We remain your loving friends,
Bibye Lake, Deputy Governor.
John Anthony Merle.
Robert Merry.
Samuel Wegg.
James Winter Lake.
Herman Berens.
Joseph Sparrel.
James FitzGerald.
[72] "No man," says Hearne, "either English or Indian, ever found a bit of copper in that country to the south of the seventy-first degree of latitude, unless it had been accidentally dropped by some of the far northern Indians on their way to the Company's factory."
[73] "This leader," says Hearne, "when a youth, resided several years at the above Fort and was not only a perfect master of the Southern Indian language, but by being frequently with the Company's servants had acquired several words of English and was one of the men who brought the latest accounts of the Coppermine River.

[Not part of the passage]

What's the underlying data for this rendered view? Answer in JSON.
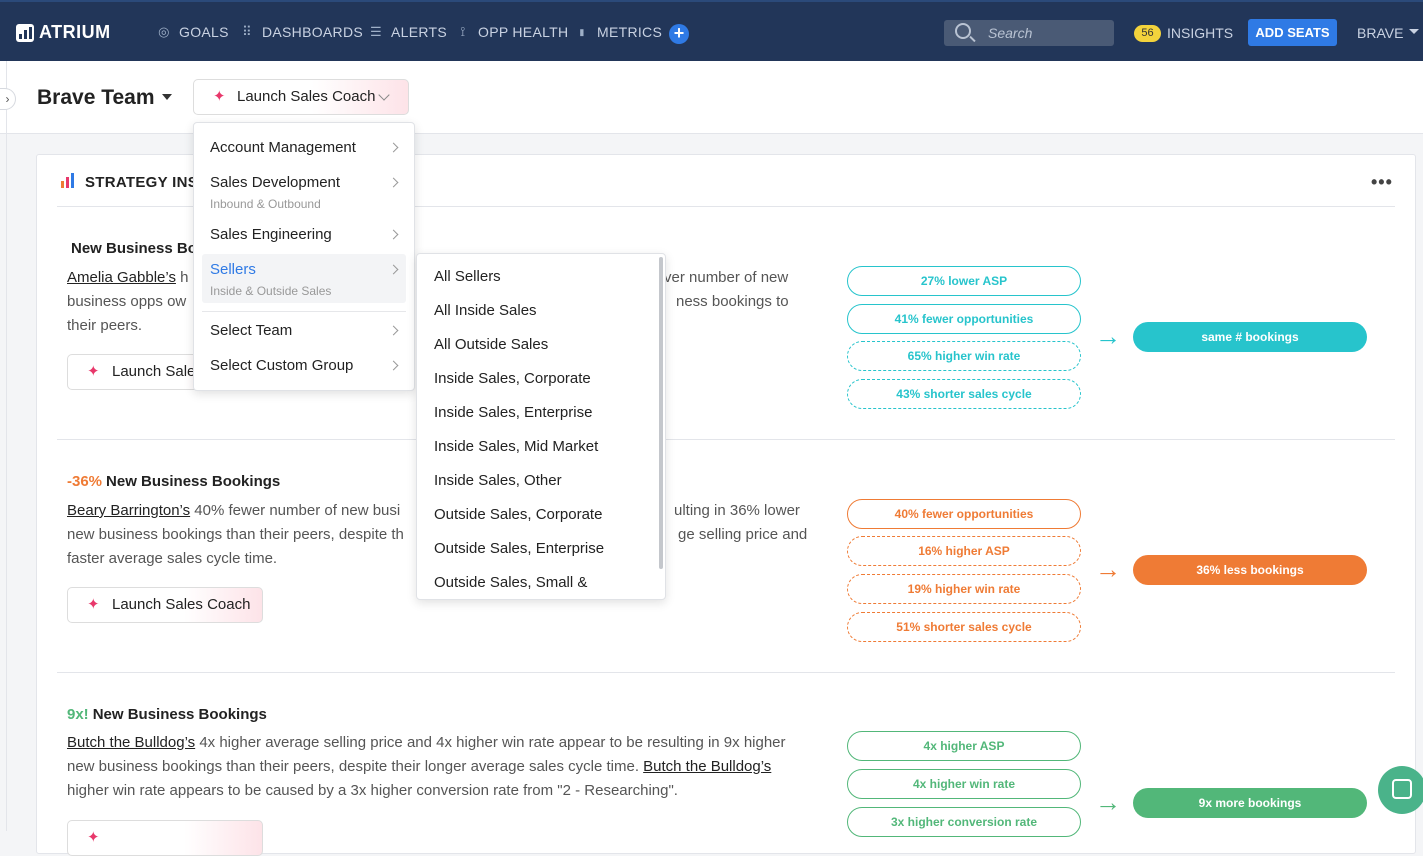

It was on his information, added to that of one I-dot-le-ezry (who is since dead), that this expedition was set on foot."
[74] "I cannot sufficiently regret," wrote Hearne in 1796, "the loss of a considerable vocabulary of the northern Indian language, containing sixteen folio pages, which was lent to the late Mr. Hutchins, then corresponding secretary to the Company, to copy for Captain Duncan, when he went on discoveries to Hudson's Bay in the year 1790. But Mr. Hutchins dying soon after, the vocabulary was taken away with the rest of his effects and cannot now be recovered, and memory, at this time, will by no means serve to replace it."
[75] The Company had previously written thus to its servant, Mr. Samuel Hearne:—
Sir,—Your letter of the 28th August last, gave us the agreeable pleasure to hear of your safe return to our factory. Your journal and the two charts you sent sufficiently convinces us of your very judicious remarks.
We have, naturally, considered your great assiduity in the various accidents which occurred in your several journeys. We hereby return you our grateful thanks, and to manifest our obligation we have consented to allow you a gratuity of £200 for those services.
[76] "Mr. Dalrymple, in one of his pamphlets relating to Hudson's Bay, has been so very particular in his observations on my journey, as to remark that I have not explained the construction of the quadrant which I had the misfortune to break in my second journey to the North. It was a Hadley quadrant, with a bubble attached to it for a horizon, and made by Daniel Scatlif, of Wapping."—Hearne.
[77] The Eastern traders were always known by this title, as though hailing from Boston, in contradistinction to the "King George men."